Bank Dunia menyatakan bahwa ukuran miskin atau tidak adalah pengeluaran dua dollar AS per hari per orang. Ekonom senior, Kwik Kian Gie mengatakan, jika kriteria ini yang dipakai, maka 50 persen dari rakyat Indonesia, miskin.
Dalam seminar bertajuk ‘Ironi Pembangunan Ekonomi Indonesia, Kesenjangan Sosial Melebar’ Kwik mengatakan, kesenjangan sosial di Indonesia sudah sangat tinggi.
Di Jakarta saja, begitu keluar dari Grand Indonesia yang begitu besar dan megah, akan terdapat lorong-lorong yang hanya bisa dimasuki oleh motor. Di kanan kirinya terdapat rumah-rumah sangat kecil yang pada saatnya menjadi mangsa penggusuran, karena letaknya yang sekarang menjadi strategis.
“Kalau kita masuk ke dalam daerah-daerah yang dinamakan ‘kantong-kantong kemiskinan’, kemiskinannya sudah melampaui batas-batas kemanusiaan,” kata Kwik dalam sambutan kuncinya, Rabu (18/3/2015), dilansir KOMPAS.
Parameter lain, selain pengeluaran – yang bisa menunjukkan ketimpangan sosial – adalah koefisien gini ratio.
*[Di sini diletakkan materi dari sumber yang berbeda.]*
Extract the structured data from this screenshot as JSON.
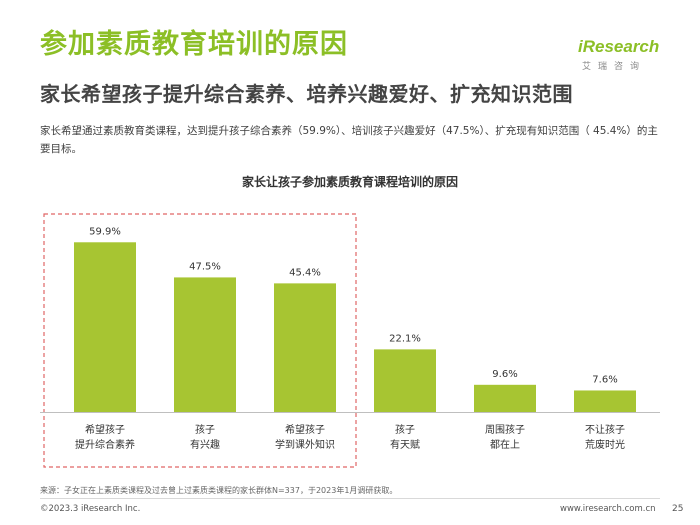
{
  "header": {
    "title": "参加素质教育培训的原因",
    "subtitle": "家长希望孩子提升综合素养、培养兴趣爱好、扩充知识范围",
    "description": "家长希望通过素质教育类课程，达到提升孩子综合素养（59.9%）、培训孩子兴趣爱好（47.5%）、扩充现有知识范围（ 45.4%）的主要目标。"
  },
  "logo": {
    "brand": "iResearch",
    "chinese": "艾瑞咨询"
  },
  "chart_data": {
    "type": "bar",
    "title": "家长让孩子参加素质教育课程培训的原因",
    "categories": [
      [
        "希望孩子",
        "提升综合素养"
      ],
      [
        "孩子",
        "有兴趣"
      ],
      [
        "希望孩子",
        "学到课外知识"
      ],
      [
        "孩子",
        "有天赋"
      ],
      [
        "周围孩子",
        "都在上"
      ],
      [
        "不让孩子",
        "荒废时光"
      ]
    ],
    "values": [
      59.9,
      47.5,
      45.4,
      22.1,
      9.6,
      7.6
    ],
    "value_labels": [
      "59.9%",
      "47.5%",
      "45.4%",
      "22.1%",
      "9.6%",
      "7.6%"
    ],
    "ylim": [
      0,
      60
    ],
    "highlight_first_n": 3,
    "colors": {
      "bar": "#a7c532",
      "highlight_box": "#e06666",
      "axis": "#bfbfbf"
    },
    "grid": false,
    "legend": "none"
  },
  "footer": {
    "source": "来源：子女正在上素质类课程及过去曾上过素质类课程的家长群体N=337，于2023年1月调研获取。",
    "copyright": "©2023.3 iResearch Inc.",
    "website": "www.iresearch.com.cn",
    "page": "25"
  }
}
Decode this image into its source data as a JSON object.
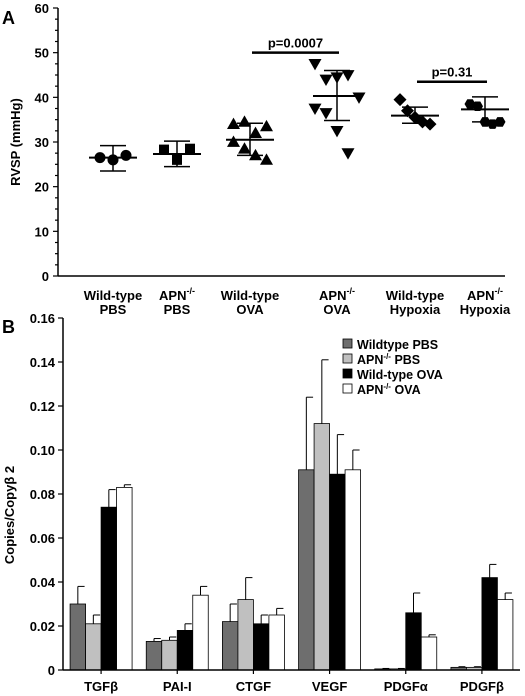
{
  "chart_data": [
    {
      "type": "scatter",
      "panel_label": "A",
      "ylabel": "RVSP (mmHg)",
      "ylim": [
        0,
        60
      ],
      "yticks": [
        "0",
        "10",
        "20",
        "30",
        "40",
        "50",
        "60"
      ],
      "groups": [
        {
          "label_top": "Wild-type",
          "label_bottom": "PBS",
          "marker": "circle",
          "values": [
            26.5,
            26.0,
            27.0
          ],
          "mean": 26.5,
          "sd_low": 23.5,
          "sd_high": 29.2
        },
        {
          "label_top": "APN",
          "label_sup": "-/-",
          "label_bottom": "PBS",
          "marker": "square",
          "values": [
            28.3,
            26.0,
            28.5
          ],
          "mean": 27.3,
          "sd_low": 24.5,
          "sd_high": 30.2
        },
        {
          "label_top": "Wild-type",
          "label_bottom": "OVA",
          "marker": "triangle-up",
          "values": [
            34.0,
            34.5,
            32.0,
            33.5,
            30.0,
            28.5,
            27.0,
            26.0
          ],
          "mean": 30.5,
          "sd_low": 27.0,
          "sd_high": 34.2
        },
        {
          "label_top": "APN",
          "label_sup": "-/-",
          "label_bottom": "OVA",
          "marker": "triangle-down",
          "values": [
            47.5,
            44.0,
            44.5,
            45.0,
            40.0,
            37.5,
            36.5,
            32.5,
            27.5
          ],
          "mean": 40.3,
          "sd_low": 34.8,
          "sd_high": 46.0
        },
        {
          "label_top": "Wild-type",
          "label_bottom": "Hypoxia",
          "marker": "diamond",
          "values": [
            39.5,
            37.0,
            35.5,
            34.5,
            34.0
          ],
          "mean": 35.9,
          "sd_low": 34.2,
          "sd_high": 37.8
        },
        {
          "label_top": "APN",
          "label_sup": "-/-",
          "label_bottom": "Hypoxia",
          "marker": "hexagon",
          "values": [
            38.5,
            38.0,
            34.5,
            34.0,
            34.5
          ],
          "mean": 37.3,
          "sd_low": 34.5,
          "sd_high": 40.1
        }
      ],
      "comparisons": [
        {
          "label": "p=0.0007",
          "from_group": 2,
          "to_group": 3,
          "y": 50.0
        },
        {
          "label": "p=0.31",
          "from_group": 4,
          "to_group": 5,
          "y": 43.5
        }
      ]
    },
    {
      "type": "bar",
      "panel_label": "B",
      "ylabel": "Copies/Copyβ 2",
      "ylim": [
        0,
        0.16
      ],
      "yticks": [
        "0",
        "0.02",
        "0.04",
        "0.06",
        "0.08",
        "0.10",
        "0.12",
        "0.14",
        "0.16"
      ],
      "categories": [
        "TGFβ",
        "PAI-I",
        "CTGF",
        "VEGF",
        "PDGFα",
        "PDGFβ"
      ],
      "legend_position": "top-right",
      "series": [
        {
          "name": "Wildtype PBS",
          "name_base": "Wildtype PBS",
          "name_sup": "",
          "name_tail": "",
          "color": "#6e6e6e",
          "values": [
            0.03,
            0.013,
            0.022,
            0.091,
            0.0005,
            0.0012
          ],
          "errors": [
            0.008,
            0.0013,
            0.008,
            0.033,
            0.0002,
            0.0003
          ]
        },
        {
          "name": "APN-/- PBS",
          "name_base": "APN",
          "name_sup": "-/-",
          "name_tail": " PBS",
          "color": "#c0c0c0",
          "values": [
            0.021,
            0.0135,
            0.032,
            0.112,
            0.0005,
            0.0012
          ],
          "errors": [
            0.004,
            0.0015,
            0.01,
            0.029,
            0.0002,
            0.0003
          ]
        },
        {
          "name": "Wild-type OVA",
          "name_base": "Wild-type OVA",
          "name_sup": "",
          "name_tail": "",
          "color": "#000000",
          "values": [
            0.074,
            0.018,
            0.021,
            0.089,
            0.026,
            0.042
          ],
          "errors": [
            0.008,
            0.003,
            0.004,
            0.018,
            0.009,
            0.006
          ]
        },
        {
          "name": "APN-/- OVA",
          "name_base": "APN",
          "name_sup": "-/-",
          "name_tail": " OVA",
          "color": "#ffffff",
          "values": [
            0.083,
            0.034,
            0.025,
            0.091,
            0.015,
            0.032
          ],
          "errors": [
            0.0012,
            0.004,
            0.003,
            0.009,
            0.001,
            0.003
          ]
        }
      ]
    }
  ]
}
Menurut Kwik, salah satu sebab mengapa orang lali atau tidak mempedulikan kesenjangan antara kaya-miskin adalah obsesinya tentang Produk Domestik Bruto (PDB), tanpa mengetahui persis apa arti PDB.
Kwik menjelaskan, PDB adalah barang dan jasa yang diproduksi di Indonesia tanpa mempedulikan siapa yang membuat PDB dan siapa yang memilikinya. “Jadi, PDB yang terbentuk bisa dimiliki oleh prang atau perusahaan asing atau oleh segelintir orang Indonesia saja, tanpa rakyat banyak menikmatinya,” ujar mantan Menteri Koordinator Perekonomian, Keuangan, dan Industri itu.